Distances between N-dimensional images
Author JuliaImages
11 Stars
Updated Last
1 Year Ago
Started In
December 2017


ImageDistances.jl aims to:

  • follow the same API in Distances.jl
  • support image types
  • provide image-specific distances


ImageDistances.jl is shipped together with Images.jl, but you can still use it as a standalone package.

# both line includes this package
using Images
using ImageDistances

Here's a simple usage example

using ImageDistances, TestImages

d = Euclidean()
imgA = testimage("cameraman") # N0f8
imgB = testimage("lena_gray_512") # N0f8

# distance between two images
evaluate(d, imgA, imgB) # 142.59576f0
d(imgA, imgB) # 142.59576f0

Distances are calculated regardless of the color type and storage type.

using ImageCore

# For gray image, all of them equals
d(imgA, imgB) # 142.59576f0
d(float32.(imgA), float32.(imgB)) # 142.59576f0
d(Float32.(imgA), Float32.(imgB)) # 142.59576f0
d(imgA, float32.(imgB)) # 142.59576f0

However, for Color3 images such as RGB, it's noteworthy that the following results are different in general.

d = ZNCC()
imgA = testimage("lena_color_512")
imgB = testimage("fabio_color_512")
# distance of each pixel is calculated first, and then sum up all pixels
d(imgA, imgB) # 0.023451565f0
# distance of each slice is calculated first, and then sum up three channels
d(channelview(imgA), channelview(imgB)) # 0.21142173f0

That's said, to achieve the same results to other languages, you need to channelview the image first to get a raw numeric view.

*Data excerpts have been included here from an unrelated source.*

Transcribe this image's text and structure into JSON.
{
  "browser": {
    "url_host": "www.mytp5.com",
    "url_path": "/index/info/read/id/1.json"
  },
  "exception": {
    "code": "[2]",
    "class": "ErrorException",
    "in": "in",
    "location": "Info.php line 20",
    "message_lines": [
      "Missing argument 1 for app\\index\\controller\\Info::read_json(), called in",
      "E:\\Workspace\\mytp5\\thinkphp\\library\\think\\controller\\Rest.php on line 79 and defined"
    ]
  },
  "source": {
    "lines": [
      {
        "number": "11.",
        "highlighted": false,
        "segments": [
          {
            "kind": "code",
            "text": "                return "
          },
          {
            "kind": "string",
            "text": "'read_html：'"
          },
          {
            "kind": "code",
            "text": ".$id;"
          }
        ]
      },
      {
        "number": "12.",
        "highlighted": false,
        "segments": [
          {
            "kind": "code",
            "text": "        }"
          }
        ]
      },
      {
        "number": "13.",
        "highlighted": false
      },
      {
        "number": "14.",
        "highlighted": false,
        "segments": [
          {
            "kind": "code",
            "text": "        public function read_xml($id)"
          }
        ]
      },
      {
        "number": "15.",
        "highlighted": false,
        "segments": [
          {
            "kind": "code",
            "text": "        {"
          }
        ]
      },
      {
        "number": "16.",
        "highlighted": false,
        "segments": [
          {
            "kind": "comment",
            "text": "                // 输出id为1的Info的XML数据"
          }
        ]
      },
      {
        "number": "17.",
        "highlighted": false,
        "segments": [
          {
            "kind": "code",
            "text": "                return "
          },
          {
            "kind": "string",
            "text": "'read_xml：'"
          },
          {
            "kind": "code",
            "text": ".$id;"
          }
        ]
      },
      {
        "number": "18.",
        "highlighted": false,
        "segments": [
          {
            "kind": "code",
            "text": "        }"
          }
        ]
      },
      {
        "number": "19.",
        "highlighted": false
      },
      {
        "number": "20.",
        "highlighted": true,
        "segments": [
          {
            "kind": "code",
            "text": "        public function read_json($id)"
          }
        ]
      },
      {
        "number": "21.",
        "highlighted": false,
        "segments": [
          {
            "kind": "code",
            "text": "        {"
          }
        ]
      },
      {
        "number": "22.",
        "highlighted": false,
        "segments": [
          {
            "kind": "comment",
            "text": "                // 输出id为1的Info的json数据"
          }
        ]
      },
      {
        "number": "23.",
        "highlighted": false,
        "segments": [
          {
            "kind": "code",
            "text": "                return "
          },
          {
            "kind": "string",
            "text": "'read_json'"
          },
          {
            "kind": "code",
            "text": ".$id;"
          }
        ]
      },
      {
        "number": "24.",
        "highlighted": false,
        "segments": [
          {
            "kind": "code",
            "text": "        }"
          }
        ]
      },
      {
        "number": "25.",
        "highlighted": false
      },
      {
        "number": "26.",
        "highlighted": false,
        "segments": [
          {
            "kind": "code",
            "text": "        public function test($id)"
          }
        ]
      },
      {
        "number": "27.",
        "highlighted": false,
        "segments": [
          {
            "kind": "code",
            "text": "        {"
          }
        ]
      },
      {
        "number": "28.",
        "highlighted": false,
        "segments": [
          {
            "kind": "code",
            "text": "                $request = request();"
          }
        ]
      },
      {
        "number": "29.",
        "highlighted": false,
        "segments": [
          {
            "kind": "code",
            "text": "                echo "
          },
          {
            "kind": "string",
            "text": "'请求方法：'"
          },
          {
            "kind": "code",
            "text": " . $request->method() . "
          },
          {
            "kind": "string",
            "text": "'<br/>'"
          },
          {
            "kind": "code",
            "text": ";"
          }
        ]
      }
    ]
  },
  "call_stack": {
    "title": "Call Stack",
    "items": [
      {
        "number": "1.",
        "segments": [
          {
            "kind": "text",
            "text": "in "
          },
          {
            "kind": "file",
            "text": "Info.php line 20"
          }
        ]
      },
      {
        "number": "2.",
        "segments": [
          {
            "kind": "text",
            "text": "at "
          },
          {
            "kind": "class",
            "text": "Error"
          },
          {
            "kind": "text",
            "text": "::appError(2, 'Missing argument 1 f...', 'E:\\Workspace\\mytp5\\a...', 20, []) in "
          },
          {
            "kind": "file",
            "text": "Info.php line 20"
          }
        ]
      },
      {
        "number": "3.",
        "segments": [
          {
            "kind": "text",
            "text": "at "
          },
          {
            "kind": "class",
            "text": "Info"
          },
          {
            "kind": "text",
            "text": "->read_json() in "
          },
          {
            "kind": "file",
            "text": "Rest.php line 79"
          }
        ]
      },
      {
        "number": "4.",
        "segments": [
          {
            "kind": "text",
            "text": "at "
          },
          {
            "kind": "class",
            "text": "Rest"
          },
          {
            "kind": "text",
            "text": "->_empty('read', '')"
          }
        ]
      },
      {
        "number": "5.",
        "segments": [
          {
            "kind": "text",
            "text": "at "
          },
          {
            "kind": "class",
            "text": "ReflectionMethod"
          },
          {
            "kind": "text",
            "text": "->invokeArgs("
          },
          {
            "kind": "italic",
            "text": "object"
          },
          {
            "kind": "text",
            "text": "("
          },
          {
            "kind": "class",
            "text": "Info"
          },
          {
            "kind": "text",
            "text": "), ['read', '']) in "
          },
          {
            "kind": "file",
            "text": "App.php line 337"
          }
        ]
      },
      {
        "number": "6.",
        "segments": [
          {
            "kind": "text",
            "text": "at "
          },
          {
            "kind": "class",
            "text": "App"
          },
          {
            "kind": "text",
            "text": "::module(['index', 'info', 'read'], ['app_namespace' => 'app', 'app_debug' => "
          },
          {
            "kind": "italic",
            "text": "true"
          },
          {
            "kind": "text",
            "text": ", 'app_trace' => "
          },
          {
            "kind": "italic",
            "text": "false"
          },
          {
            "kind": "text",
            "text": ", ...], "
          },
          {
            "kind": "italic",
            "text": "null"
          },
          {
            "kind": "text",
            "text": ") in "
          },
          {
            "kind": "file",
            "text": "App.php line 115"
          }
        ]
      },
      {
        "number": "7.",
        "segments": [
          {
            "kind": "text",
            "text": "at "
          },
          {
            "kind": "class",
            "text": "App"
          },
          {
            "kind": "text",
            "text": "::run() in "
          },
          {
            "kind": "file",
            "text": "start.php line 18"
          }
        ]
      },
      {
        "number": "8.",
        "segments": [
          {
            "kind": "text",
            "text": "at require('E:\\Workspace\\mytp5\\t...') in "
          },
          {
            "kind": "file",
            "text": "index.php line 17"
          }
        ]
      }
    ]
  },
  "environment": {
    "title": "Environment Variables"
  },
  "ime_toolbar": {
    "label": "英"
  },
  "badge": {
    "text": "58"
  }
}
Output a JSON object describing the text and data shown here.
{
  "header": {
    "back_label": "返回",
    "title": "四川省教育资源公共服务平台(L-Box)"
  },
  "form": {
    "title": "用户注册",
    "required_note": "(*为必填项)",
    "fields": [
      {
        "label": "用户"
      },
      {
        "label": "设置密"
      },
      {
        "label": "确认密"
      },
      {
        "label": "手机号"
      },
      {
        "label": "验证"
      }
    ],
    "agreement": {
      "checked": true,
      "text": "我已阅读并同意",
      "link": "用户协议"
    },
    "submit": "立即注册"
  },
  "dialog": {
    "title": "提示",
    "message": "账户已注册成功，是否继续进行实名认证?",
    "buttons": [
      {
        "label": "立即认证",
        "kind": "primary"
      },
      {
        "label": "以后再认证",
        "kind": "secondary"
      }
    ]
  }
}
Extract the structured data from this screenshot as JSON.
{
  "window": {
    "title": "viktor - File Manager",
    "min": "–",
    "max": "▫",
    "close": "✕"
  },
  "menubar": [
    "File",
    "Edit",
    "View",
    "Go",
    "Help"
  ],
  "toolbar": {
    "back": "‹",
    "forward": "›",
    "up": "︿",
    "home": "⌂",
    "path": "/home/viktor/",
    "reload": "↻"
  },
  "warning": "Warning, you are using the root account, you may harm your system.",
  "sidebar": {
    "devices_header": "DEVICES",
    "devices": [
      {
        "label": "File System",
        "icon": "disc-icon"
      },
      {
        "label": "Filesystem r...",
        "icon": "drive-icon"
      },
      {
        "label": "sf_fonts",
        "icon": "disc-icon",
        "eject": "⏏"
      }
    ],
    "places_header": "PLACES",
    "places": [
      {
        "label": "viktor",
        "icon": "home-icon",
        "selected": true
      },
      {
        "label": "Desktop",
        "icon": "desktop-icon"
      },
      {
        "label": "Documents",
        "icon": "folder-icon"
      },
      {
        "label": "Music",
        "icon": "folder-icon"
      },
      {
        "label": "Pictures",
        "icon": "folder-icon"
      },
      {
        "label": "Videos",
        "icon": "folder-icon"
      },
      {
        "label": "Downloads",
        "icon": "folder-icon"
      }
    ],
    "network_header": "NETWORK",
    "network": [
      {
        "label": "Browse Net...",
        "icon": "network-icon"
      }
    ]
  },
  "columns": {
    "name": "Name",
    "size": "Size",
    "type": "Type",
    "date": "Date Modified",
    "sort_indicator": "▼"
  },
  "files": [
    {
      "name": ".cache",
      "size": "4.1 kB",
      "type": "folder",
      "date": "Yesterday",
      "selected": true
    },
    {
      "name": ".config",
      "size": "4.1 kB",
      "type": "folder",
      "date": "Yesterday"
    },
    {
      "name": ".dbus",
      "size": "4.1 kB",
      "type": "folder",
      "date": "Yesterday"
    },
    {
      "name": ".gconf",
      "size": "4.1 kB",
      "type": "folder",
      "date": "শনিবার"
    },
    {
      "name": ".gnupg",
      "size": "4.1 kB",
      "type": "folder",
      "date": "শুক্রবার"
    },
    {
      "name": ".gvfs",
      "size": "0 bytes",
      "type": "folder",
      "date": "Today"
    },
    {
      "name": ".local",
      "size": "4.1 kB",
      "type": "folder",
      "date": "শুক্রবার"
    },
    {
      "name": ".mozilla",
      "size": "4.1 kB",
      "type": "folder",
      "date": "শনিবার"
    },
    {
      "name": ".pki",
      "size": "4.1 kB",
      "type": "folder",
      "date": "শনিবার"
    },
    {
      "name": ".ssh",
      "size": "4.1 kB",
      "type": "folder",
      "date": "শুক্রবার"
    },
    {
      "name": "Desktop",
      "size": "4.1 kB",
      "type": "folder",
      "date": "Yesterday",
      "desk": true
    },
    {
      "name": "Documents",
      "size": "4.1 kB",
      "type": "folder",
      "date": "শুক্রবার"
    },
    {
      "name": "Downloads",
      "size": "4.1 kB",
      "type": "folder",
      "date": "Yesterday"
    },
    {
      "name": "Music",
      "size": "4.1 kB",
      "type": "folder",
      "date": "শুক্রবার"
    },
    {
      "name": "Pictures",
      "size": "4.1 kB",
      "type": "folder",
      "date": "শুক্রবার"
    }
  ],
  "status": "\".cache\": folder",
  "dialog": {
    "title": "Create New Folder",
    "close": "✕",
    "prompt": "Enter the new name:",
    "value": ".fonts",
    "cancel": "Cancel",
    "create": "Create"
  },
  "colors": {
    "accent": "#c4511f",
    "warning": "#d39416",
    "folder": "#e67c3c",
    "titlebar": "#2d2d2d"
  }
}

Just like in Distances.jl, huge performance gains are obtained by calling the colwise and pairwise functions instead of naively looping over a collection of images and calling evaluate.

d = ModifiedHausdorff()

# two lists of images
imgsA = [imgA, imgB, ...]
imgsB = [imgB, imgA, ...]

# distance between the "columns"
colwise(d, imgsA, imgsB)

# distance between every pair of images
pairwise(d, imgsA, imgsB)
pairwise(d, imgsA)


General Distances

type name convenient syntax math definition
Euclidean euclidean(x, y) sqrt(sum((x - y) .^ 2))
SqEuclidean sqeuclidean(x, y) sum((x - y).^2)
Cityblock cityblock(x, y) sum(abs(x - y))
TotalVariation totalvariation(x, y) sum(abs(x - y)) / 2
Minkowski minkowski(x, y, p) sum(abs(x - y).^p) ^ (1/p)
Hamming hamming(x, y) sum(x .!= y)
SumAbsoluteDifference sad(x, y) sum(abs(x - y))
SumSquaredDifference ssd(x, y) sum((x - y).^2)
MeanAbsoluteError mae(x, y), sadn(x, y) sum(abs(x - y))/len(x)
MeanSquaredError mse(x, y), ssdn(x, y) sum((x - y).^2)/len(x)
RootMeanSquaredError rmse(x, y) sqrt(sum((x - y) .^ 2)/len(x))
ZNCC zncc(x, y) dot(x,y)/(norm(x)*norm(y))

Image-specific Distances

Distance type Convenient syntax References
Hausdorff and ModifiedHausdorff hausdorff(imgA,imgB) and modified_hausdorff(imgA,imgB) Dubuisson, M-P et al. 1994. A Modified Hausdorff Distance for Object-Matching.
CIEDE2000 ciede2000(imgA,imgB) and ciede2000(imgA,imgB; metric=DE_2000()) Sharma, G., Wu, W., and Dalal, E. N., 2005. The CIEDE2000 color‐difference formula.